Effects of Contrave (Naltrexone/Bupropion)

Contrave (naltrexone/bupropion) was approved by the FDA on September 10, 2014, for the treatment of obesity. It is marketed by Orexigen Therapeutics, Inc., and contains two medications within one pill: naltrexone and bupropion.

Naltrexone, used alone, was originally approved by the FDA as a treatment for opioid addiction and alcohol dependence. Bupropion used alone, has been approved and used for the treatment of depression, seasonal affective disorder (SAD), and smoking cessation.

Together in the extended-release tablet of Contrave, however, the two medications combine to cause weight loss.

Both of these medications have previously been found to have side effects that involve the heart and cardiovascular system. In particular, the effects of Contrave on heart rate and blood pressure appear to be unfavorable. In clinical trials, Contrave was found to increase both blood pressure and heart rate.

On the other hand, the effects of Contrave on the cholesterol profile have been found to be rather favorable, with increases seen in HDL cholesterol (commonly called the “good” cholesterol) and decreases in both LDL cholesterol (the “bad” cholesterol) and ​triglycerides (fatty acids in the blood).

Some studies have suggested that Contrave does not increase the risk of major adverse cardiac events. However, more research is needed to determine if Contrave changes your risk of heart problems or stroke or of death (due to these heart conditions).

Effects of Qsymia (Phentermine/Topiramate)

Qsymia (phentermine/topiramate) was approved for use in adults by the FDA in 2012 and is marketed by VIVUS. Like Contrave, it also contains two medications within one pill: phentermine and topiramate. In 2022, Qsymia was approved for used in patients over 12 years old.

Phentermine by itself can suppress appetite and increase bodily energy expenditure, thereby resulting in weight loss. In fact, phentermine is not a new drug for this purpose, as it was approved in 1959 by the FDA for the short-term treatment of obesity. It has traditionally been limited by certain side effects, however, given that its mechanism of action involves increasing norepinephrine (adrenaline) levels in the body.

Topiramate, on the other hand, has a somewhat unclear mechanism of causing weight loss, with several pathways being postulated, including separate reductions in appetite and fat tissue. Topiramate alone, used at a higher dose than the dose that appears in Qsymia, can cause weight loss of 2.2% to 5.3% of initial body weight.
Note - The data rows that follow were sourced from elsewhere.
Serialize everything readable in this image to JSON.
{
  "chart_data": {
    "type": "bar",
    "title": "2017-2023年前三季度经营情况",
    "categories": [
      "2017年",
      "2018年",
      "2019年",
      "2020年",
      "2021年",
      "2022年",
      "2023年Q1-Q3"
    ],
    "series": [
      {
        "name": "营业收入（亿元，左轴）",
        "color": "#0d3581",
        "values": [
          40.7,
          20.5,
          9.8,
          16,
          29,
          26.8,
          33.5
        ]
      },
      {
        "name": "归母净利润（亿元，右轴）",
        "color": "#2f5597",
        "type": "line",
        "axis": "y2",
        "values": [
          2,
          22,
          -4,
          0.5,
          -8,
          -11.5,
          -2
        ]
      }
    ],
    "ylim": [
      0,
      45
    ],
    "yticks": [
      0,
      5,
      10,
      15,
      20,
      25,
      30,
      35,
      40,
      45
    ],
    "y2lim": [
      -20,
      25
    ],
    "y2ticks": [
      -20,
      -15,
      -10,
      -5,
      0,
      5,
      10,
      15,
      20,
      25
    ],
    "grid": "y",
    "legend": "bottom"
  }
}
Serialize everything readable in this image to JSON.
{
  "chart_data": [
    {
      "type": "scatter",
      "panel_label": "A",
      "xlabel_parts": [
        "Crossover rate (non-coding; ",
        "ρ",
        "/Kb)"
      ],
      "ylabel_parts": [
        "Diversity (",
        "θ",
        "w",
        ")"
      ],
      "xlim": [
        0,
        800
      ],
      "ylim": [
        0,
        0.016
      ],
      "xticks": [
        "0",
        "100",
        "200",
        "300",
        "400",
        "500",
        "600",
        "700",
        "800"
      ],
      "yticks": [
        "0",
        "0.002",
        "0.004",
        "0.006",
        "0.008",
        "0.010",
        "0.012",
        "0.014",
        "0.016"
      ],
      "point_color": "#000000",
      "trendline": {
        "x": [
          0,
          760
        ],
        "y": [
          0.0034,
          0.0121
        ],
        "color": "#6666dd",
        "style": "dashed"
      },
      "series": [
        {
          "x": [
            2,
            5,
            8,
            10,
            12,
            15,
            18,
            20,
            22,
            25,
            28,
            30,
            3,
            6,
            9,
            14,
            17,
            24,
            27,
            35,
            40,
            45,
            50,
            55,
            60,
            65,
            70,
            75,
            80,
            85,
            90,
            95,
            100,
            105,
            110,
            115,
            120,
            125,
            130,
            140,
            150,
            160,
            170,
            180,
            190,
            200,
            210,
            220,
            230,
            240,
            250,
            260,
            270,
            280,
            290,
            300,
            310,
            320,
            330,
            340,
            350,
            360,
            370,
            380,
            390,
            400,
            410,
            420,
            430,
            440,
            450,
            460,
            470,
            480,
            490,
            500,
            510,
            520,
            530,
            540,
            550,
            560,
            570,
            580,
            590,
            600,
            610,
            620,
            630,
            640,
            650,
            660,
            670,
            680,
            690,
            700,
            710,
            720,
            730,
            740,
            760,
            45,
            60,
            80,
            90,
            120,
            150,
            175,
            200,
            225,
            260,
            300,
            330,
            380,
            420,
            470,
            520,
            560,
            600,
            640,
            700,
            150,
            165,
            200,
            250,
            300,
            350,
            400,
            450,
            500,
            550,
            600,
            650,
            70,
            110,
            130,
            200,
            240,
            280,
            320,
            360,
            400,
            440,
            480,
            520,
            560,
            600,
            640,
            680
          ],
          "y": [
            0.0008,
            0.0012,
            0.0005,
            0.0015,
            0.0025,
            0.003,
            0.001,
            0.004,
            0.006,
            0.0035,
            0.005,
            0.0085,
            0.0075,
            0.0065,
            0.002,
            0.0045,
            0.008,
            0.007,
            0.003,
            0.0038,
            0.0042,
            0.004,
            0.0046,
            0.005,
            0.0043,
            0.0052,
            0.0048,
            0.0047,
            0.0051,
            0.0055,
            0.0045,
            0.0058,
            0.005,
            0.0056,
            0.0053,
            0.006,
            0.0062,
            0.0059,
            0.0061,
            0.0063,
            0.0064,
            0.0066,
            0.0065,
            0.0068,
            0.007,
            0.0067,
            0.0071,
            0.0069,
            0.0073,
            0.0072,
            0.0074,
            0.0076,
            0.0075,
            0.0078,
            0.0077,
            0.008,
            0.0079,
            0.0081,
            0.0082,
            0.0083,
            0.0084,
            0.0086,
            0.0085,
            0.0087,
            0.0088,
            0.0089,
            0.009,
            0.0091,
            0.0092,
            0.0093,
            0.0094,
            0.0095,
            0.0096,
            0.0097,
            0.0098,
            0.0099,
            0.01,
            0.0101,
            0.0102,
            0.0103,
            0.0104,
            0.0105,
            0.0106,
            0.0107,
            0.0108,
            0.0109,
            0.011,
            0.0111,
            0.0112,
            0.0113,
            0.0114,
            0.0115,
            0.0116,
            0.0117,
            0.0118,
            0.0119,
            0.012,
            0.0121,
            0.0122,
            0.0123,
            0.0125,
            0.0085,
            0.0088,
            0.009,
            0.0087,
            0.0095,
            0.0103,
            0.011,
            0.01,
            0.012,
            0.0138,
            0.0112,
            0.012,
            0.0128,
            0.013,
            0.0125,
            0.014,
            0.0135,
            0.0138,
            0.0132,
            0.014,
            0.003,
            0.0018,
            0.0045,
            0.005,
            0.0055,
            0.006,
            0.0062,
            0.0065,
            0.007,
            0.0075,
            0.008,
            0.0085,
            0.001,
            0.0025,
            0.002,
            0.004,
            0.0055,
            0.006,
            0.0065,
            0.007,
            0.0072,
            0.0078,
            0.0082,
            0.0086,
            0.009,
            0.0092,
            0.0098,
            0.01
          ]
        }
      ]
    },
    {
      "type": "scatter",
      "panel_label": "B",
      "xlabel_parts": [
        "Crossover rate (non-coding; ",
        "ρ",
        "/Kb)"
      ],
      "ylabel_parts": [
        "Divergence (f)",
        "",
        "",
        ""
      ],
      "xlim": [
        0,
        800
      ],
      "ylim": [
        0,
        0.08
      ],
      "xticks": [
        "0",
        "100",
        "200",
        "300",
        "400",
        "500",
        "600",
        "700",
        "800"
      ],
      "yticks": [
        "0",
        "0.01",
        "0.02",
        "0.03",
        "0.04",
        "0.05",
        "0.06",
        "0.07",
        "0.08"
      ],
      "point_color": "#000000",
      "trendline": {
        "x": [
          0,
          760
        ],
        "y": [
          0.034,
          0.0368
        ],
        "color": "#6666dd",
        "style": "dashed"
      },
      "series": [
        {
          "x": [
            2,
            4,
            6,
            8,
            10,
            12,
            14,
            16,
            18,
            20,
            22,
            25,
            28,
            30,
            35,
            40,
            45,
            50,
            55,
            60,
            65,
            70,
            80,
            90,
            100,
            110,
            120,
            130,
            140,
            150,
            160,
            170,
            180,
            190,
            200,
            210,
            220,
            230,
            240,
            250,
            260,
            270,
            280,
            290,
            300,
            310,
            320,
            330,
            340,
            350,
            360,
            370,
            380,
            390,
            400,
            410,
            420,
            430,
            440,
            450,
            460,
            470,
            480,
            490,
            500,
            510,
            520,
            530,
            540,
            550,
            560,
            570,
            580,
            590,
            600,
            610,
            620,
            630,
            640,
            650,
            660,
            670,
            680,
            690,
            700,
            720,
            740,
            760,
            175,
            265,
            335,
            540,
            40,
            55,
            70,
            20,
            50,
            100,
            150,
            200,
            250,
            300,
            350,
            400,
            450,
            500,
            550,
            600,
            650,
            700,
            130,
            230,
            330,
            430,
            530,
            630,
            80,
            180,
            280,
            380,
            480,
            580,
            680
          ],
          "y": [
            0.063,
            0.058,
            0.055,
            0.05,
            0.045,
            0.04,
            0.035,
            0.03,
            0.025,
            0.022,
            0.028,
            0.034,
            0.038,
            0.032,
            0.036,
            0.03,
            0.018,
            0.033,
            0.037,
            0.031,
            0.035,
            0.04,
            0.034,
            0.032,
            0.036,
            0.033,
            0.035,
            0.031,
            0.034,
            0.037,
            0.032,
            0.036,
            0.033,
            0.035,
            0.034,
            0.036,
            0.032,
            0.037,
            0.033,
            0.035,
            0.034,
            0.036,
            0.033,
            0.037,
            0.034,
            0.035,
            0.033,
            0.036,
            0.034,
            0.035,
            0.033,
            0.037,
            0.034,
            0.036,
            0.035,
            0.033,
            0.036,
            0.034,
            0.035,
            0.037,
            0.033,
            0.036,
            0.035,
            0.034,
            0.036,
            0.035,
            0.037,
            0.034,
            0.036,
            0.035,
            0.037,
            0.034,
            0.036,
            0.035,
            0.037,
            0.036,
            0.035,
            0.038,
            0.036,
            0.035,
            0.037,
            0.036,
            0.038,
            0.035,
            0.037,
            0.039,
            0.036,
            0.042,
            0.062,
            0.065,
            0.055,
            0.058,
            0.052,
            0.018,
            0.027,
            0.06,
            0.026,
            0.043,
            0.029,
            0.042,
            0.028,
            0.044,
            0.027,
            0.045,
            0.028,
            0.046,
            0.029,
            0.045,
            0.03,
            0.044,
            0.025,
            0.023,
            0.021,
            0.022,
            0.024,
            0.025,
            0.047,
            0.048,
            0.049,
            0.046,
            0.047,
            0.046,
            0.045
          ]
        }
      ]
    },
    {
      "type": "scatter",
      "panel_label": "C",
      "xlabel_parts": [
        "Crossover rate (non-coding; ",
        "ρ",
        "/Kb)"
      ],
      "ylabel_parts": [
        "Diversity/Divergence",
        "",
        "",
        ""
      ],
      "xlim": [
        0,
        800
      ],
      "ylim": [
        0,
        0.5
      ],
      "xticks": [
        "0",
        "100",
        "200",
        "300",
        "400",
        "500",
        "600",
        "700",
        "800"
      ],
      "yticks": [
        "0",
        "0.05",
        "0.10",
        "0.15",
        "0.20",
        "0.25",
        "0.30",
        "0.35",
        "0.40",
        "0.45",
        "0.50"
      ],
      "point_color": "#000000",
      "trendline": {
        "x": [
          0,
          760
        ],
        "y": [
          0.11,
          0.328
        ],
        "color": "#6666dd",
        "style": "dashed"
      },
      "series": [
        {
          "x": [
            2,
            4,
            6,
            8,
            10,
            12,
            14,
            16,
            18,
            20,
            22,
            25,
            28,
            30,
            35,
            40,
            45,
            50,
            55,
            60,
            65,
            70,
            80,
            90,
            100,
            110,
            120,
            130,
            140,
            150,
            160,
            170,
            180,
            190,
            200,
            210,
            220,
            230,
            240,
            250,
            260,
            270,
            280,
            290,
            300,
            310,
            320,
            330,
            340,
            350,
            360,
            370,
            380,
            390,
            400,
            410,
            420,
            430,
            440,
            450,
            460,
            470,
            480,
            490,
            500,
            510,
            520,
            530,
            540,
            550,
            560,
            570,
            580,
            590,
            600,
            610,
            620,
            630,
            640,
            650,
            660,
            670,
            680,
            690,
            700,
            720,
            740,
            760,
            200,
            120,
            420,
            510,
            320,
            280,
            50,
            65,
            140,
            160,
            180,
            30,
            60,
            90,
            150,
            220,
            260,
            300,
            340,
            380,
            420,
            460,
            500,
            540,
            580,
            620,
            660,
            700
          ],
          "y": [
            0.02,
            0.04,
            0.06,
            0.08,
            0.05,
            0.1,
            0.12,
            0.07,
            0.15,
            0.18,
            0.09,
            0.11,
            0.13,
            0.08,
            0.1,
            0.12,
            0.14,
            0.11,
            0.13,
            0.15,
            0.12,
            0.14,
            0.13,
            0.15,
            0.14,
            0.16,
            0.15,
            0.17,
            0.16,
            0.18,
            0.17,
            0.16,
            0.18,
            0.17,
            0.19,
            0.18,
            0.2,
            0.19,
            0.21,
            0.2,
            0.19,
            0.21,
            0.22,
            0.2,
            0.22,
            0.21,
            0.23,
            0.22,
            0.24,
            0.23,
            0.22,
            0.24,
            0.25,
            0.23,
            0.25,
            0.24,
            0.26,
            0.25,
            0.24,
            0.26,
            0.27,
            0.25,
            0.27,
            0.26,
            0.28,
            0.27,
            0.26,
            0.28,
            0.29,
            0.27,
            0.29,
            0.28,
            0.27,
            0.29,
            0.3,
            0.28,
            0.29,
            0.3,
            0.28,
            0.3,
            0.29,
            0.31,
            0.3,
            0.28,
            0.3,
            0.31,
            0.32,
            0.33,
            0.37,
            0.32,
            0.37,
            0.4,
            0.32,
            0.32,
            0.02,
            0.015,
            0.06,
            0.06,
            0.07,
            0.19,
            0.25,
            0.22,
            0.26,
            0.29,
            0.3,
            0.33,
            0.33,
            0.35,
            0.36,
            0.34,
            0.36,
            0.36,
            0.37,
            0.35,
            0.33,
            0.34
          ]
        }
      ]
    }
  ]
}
Qsymia combines both phentermine and topiramate in a single pill and at lower doses than either drug used alone. Qsymia was tested in four clinical trials, and in the end, due to its cardiac side effects, the FDA mandated that information appears on its label stating that its use is not recommended in patients with recent or unstable heart disease.

The cardiac side effects that have been of concern with this medication combination include higher heart rates, with a specific concern for the development of tachycardia (rapid heart rhythm) in certain patients. However, their effect on cardiovascular (CV) outcomes is still uncertain.

Preventing Heart Problems While on Anti-Obesity Medication

If you are taking anti-obesity medication and you experience any cardiac side effects or other adverse effects, let your medical provider know immediately. It's also important to let them know your full medical history—especially if you have any history of cardiovascular disease, such as high blood pressure, heart disease, or stroke.

Be sure to monitor your blood pressure and heart rate (pulse) while taking these medications, and let a healthcare professional know if you notice any significant changes.

Summary

While anti-obesity medications can aid in weight loss, they can also affect your heart rate and cardiovascular health. Depending on the medication, side effects may include increased heart rate and blood pressure. However, drugs like Wegovy may actually help reduce the risk of cardiovascular death, heart attack, and stroke in persons with cardiovascular disease and either obesity or overweight.

If you experience adverse affects while taking weight-loss medications, talk to your healthcare provider so you can determine whether or not to keep taking it. They may be able to recommend a different medication or treatment plan that works best for you.